The young woman at the forum identified various ''trust'' sins weighing Gillard down: flip-flopping on carbon; deposing Kevin Rudd; resorting to the Malaysia solution, compared with her attitudes in opposition. But why the issue has become so toxic for her (she is not the first PM to break their word) is more complicated. Her personal style and Labor's broader performance are reinforcing the distrust, which is being fanned by sections of the media.
The concept of political trust is itself not as simple as it might seem. Before the 2004 election, John Howard was still carrying the scars of his government's untruthfulness in the 2001 ''children overboard'' affair. Labor insisted he could not be trusted. What did Howard do? He declared, when he called the election, that it would be ''about trust''. His handsome win over Mark Latham was partly because, while Howard's word was a matter of debate on some issues, he was ''trusted'' to deliver on the fundamental economic ones.
Gillard has her individual and fundamental problem with trust but also the wider difficulty that people do not feel that broader ''trust'' that Howard could exploit. Partly, this comes from Labor's earlier blunders (pink batts and the like); also some voters believe the government a pawn of the Greens.
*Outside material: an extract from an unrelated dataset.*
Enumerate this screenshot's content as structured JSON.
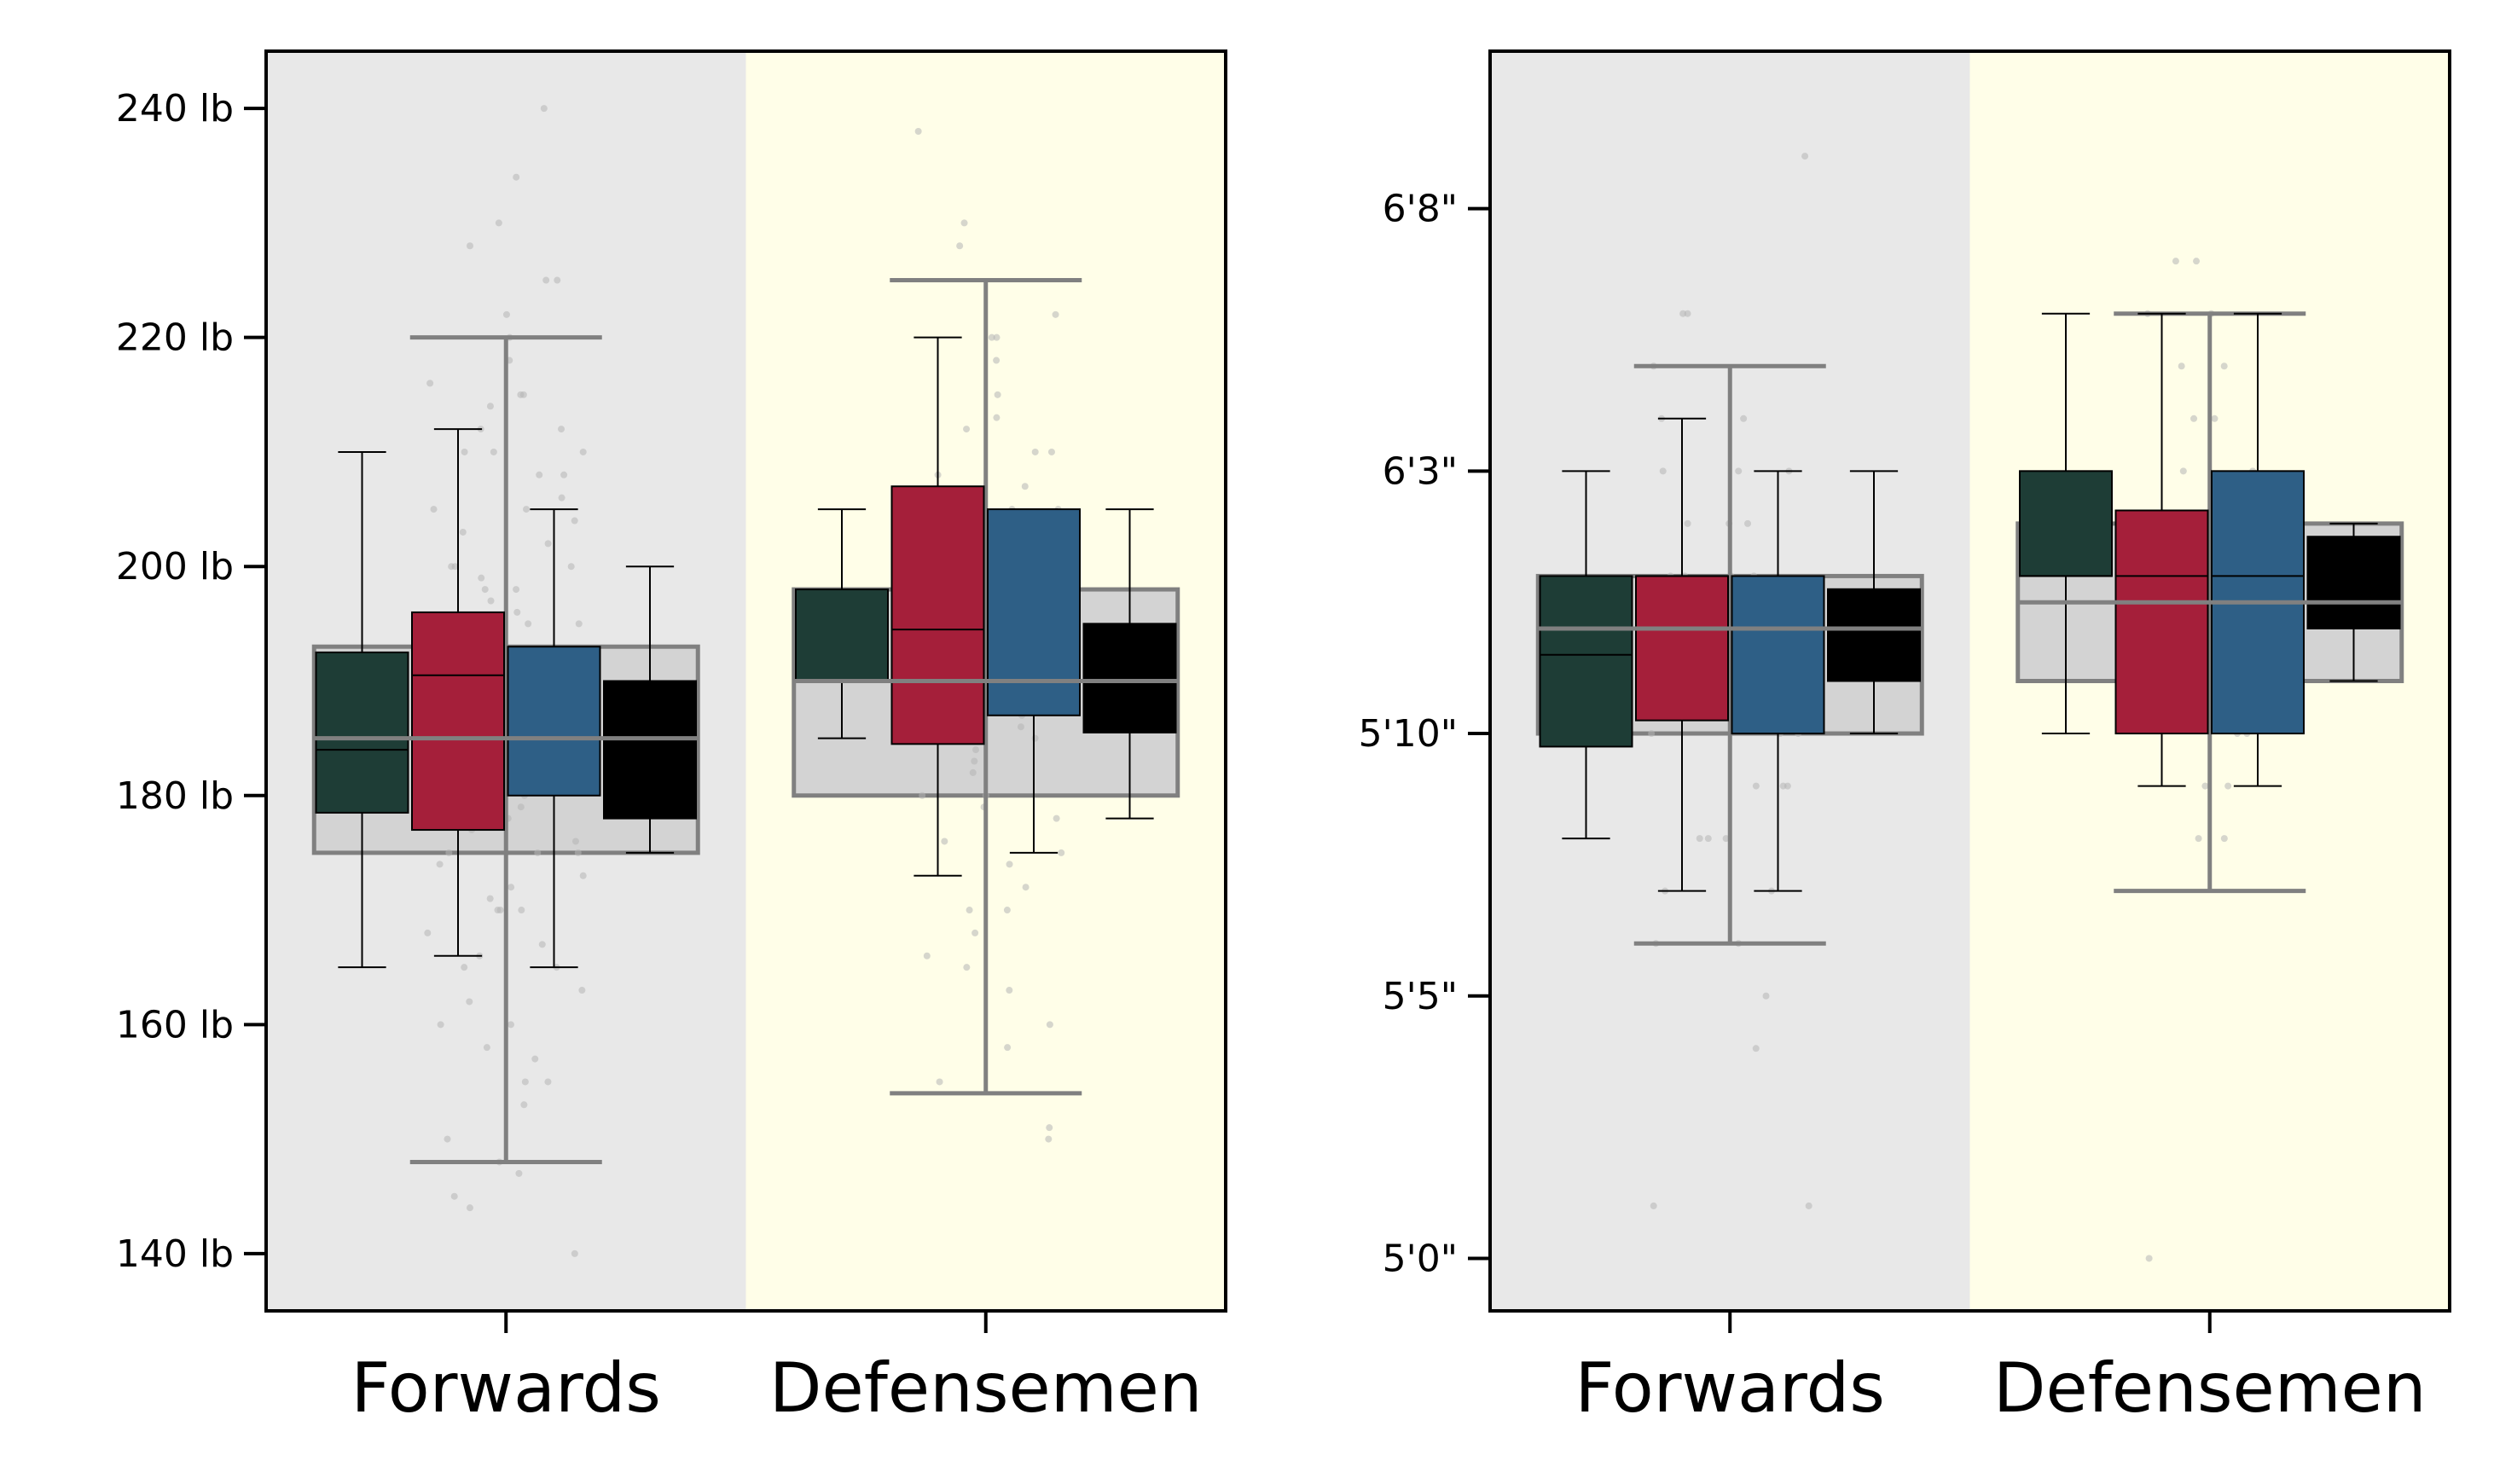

But Labor's extraordinarily parlous situation (a 27 per cent primary vote) is still hard to explain fully, considering, for example, its sound performance on macro-economic management.
At the National Press Club yesterday, Gillard tried to address the public's distrust of her (and also the criticism she is wooden) by seeking to get voters to empathise with her.
In a very personal pitch, delivered emotionally, she said: ''Australians do want to know more about me and how I'll lead this government in coming years. They do want to know what kind of person I am. And look, I'm a decision-maker by nature and I have tended to let the decisions speak for themselves.
''It doesn't come easy to me to expose my feelings as I make those decisions. I was the shy girl [at school] … I've brought a sense of personal reserve to this, the most public of professions. And the rigours of politics have reinforced my innate style of holding a fair bit back to hang pretty tough. If that means people's image of me is one of steely determination, I understand why.''
On her broken promise, she couldn't unsay what she had said before the election about not bringing in a carbon tax. ''But when it became clear the only way to achieve action on climate change was to introduce a temporary carbon tax moving to an emissions trading scheme, the choice was this: I either stuck exactly to what I said just before the election, got no action on climate change, and did the wrong thing for the nation, or I found a way to get climate change action …''
And she knew that ''nothing hard ever gets easier by putting it off''.
This would be convincing enough except for one awkward point.
Pre-election, Gillard was promising to take time to build community consensus (remember the Citizens' Assembly that was to examine the issue over 12 months?) before moving to price carbon. That promise for a slower, measured approach - not just the one about ''no carbon tax'' - was broken.
The Greens say carbon pricing came onto the agenda quickly after the election because of their pressure. Their support was needed for Gillard to form government. She can't have things both ways. She either always intended to break the consensus-building promise (on the grounds important things shouldn't be put off), or the new circumstances of the hung Parliament made the difference not just on a carbon tax but on acting quickly or building consensus over a period.
Yesterday's performance was an attempt at a ''real Julia'' moment, as she tried to break through public antagonism towards her. But the high risk for Gillard in harking back to her ''shy girl'' persona is that this approach reinforces the cynicism about her, rather than dissipates it. That is the difficulty when voters have got into a mindset about a leader. Stratagems are seen as just that.
So what can Gillard do to regain the trust that people undoubtedly felt in her when she was deputy PM? Probably not much. Trust is likely gone forever. The best she can shoot for is respect - by delivering on her carbon price and the other parts of the ''reform'' agenda she talks about, so she can boast a solid record when she faces the people. She can bet on Tony Abbott coming under more scrutiny closer to the election. But she can only hope that voters will wobble when they come to decide how much they can trust him.